Darum gehts
- Alejandro Davidovich Fokina verliert überraschend in Runde zwei der French Open
- Sein Trainer verliess ihn zwei Tage vor dem Spiel kommentarlos
- Weltnummer 23 berichtet von Puertas plötzlichem Flug nach Miami
Für Alejandro Davidovich Fokina (26) sind die French Open schon überraschend früh vorbei. Die Weltnummer 23 verliert sein Spiel in der zweiten Runde gegen Thiago Tirante in vier Sätzen. Noch bitterer als sein Ausscheiden ist jedoch die Geschichte, die der Spanier im Anschluss auf der Pressekonferenz offenbart.
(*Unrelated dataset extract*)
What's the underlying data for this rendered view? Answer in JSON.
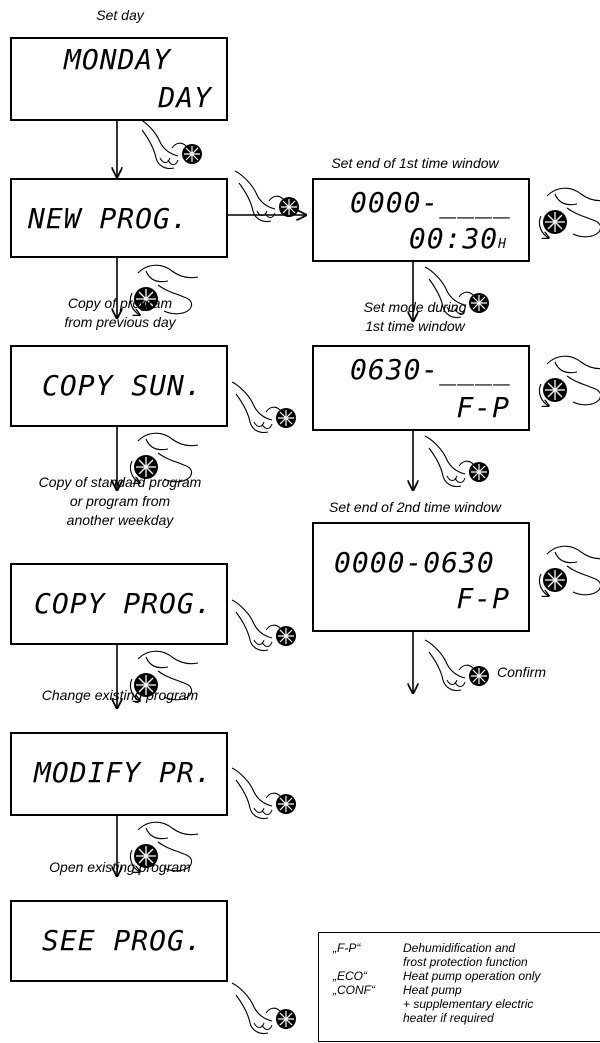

Denn wie er berichtet, wurde er nur zwei Tage vor seinem Match gegen Tirante von seinem Trainer Mariano Puerta (47) verlassen. Nach dem gewonnenen Auftaktspiel gegen Damir Dzumhur habe er mit seinem Coach noch normal zu Mittag gegessen und sei im Anschluss etwas runtergekommen. Anschliessend habe Puerta gemeint, dass er sich schlecht fühle, weshalb er ins Hotel gegangen sei.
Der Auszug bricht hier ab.